Canada’s banks are fundamentally different from American banks and less likely to suffer from the malaise that has consumed the U.S. financial system for most of March, says a U.S.-based economist and former senior fellow with the Montreal Economic Institute. He nevertheless adds that banking reform, as it relates to protection for depositors, is needed writ large and must avoid creating moral hazard.
“The Canadian banks are of course much more diversified,” Peter St Onge, research fellow with The Heritage Foundation in Washington, D.C., told The Epoch Times.
“You tend not to have sort of systemic-level banks, like Silicon Valley, where tech withdrawals are going to cause a chain reaction,” added St Onge.
The issue with those U.S. regional banks is their exposure to a particular region or industry. And when business goes south, depositors fear their bank may not be good for all their money and therefore all at once try to get their money out.
“I would expect that Canadian banks are probably sitting on similar magnitude losses, but because they’re larger, they’re more diversified. I don’t think that we'd expect to see the kind of issue like in Silicon Valley Bank,” St Onge said.
Oxford Economics (OE) said in a March 16 note that Canadian financial regulators are instead watchful given Canada’s worsening housing downturn and high household debt levels.
“Canada is one of five advanced economies with a 7 percent probability of suffering a banking crisis in the next year due largely to elevated household debt, rapidly falling house prices, and aggregate bank balance sheet vulnerabilities. The odds are much higher at 18 percent–20 percent in the next three-five years.”
The Canadian Deposit Insurance Corp. (CDIC) protects eligible deposits at over 80 financial institutions in Canada up to $100,000. While the United States has seen hundreds of banks go belly-up since 2008, according to CDIC, “The last time a Canadian bank went under, however, the Spice Girls had a number one hit on the radio.”

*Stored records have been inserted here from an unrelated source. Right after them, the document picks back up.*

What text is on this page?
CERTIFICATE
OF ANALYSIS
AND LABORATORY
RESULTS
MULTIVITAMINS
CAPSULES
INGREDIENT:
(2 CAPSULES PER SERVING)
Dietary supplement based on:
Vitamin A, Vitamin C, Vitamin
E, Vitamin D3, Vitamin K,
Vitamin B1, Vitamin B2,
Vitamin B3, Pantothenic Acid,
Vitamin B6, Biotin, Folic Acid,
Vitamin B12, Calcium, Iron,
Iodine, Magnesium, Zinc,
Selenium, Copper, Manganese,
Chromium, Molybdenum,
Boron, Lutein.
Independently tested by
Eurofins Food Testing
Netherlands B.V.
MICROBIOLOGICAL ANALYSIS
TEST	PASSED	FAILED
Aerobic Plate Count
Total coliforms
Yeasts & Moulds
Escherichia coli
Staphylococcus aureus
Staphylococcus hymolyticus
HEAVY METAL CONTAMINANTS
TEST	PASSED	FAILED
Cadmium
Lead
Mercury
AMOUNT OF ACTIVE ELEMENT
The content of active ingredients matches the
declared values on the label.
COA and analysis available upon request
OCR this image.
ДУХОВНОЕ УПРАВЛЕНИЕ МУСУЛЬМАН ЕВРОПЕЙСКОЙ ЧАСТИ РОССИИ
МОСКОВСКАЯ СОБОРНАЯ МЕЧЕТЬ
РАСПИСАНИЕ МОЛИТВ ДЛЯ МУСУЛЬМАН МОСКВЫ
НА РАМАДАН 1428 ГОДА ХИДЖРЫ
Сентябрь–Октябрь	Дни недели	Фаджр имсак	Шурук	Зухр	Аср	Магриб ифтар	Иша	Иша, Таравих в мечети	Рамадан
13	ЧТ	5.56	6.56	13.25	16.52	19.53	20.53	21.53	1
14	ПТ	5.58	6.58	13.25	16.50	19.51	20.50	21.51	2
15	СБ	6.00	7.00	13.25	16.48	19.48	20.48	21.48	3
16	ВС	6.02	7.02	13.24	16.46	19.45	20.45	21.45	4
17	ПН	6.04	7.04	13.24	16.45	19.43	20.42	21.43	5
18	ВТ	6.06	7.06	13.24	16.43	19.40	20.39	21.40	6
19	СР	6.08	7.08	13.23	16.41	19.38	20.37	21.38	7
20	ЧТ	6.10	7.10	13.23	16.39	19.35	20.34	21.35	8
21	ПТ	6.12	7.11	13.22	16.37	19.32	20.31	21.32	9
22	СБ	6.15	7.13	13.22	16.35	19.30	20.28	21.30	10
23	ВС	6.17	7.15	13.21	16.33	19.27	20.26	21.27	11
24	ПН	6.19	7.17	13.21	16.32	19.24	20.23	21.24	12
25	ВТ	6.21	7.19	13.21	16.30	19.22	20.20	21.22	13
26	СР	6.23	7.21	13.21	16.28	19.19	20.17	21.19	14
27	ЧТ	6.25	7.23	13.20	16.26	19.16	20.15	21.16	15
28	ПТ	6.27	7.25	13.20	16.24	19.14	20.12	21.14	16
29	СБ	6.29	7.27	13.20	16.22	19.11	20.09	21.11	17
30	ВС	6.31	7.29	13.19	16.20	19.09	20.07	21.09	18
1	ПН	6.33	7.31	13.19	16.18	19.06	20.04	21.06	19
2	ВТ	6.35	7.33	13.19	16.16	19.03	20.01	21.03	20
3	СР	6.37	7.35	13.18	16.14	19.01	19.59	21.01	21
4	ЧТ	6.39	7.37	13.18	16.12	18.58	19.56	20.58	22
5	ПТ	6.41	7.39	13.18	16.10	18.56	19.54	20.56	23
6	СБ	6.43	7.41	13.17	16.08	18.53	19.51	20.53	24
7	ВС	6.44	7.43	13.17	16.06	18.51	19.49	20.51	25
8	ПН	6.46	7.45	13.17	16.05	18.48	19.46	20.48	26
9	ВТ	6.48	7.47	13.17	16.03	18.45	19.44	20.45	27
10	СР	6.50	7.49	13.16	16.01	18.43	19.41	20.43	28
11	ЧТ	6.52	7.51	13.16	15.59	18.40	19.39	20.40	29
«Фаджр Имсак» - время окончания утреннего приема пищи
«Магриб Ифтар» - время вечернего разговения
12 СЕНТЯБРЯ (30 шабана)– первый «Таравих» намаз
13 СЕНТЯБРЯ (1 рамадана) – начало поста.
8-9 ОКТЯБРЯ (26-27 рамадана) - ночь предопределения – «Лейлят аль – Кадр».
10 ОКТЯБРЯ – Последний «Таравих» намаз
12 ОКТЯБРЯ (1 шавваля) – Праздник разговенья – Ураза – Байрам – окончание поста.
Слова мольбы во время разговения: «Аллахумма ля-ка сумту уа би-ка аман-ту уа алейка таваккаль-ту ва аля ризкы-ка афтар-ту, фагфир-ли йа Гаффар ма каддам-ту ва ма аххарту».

That would be sometime in the late 1990s.
Banking Reform
U.S. Treasury Secretary Janet Yellen said on March 21 that the government could take more steps if necessary to backstop more bank deposits in order to avoid contagion in the financial system.
But St Onge sees this as introducing a significant moral hazard.
“The banks, they will occupy every last nook and cranny of that moral hazard,” he said, adding that if banks aren’t taking the maximum risk allowed, they’d be leaving money on the table.
St Onge says that banks should be treated just like any other company.
“So if Ford has immediate liabilities, then they have to have immediate cash. If they don’t, if they owe money right now and they don’t have cash right now, there’s a word for that—bankruptcy.”
His focus is on the distinction between demand deposits and certificates of deposit (CDs) or time deposits, where banks should be required to have enough cash to cover the former. Then people would not make runs on banks for fear they might not get their money back, because the banks are backing their deposits with cash, St Onge said.
However, St Onge also puts forth the idea of private deposit insurance for additional protection.
“That would also mean that any bank that was reckless, their deposit insurer would have an unfriendly conversation with them about straightening out their lending,” he said.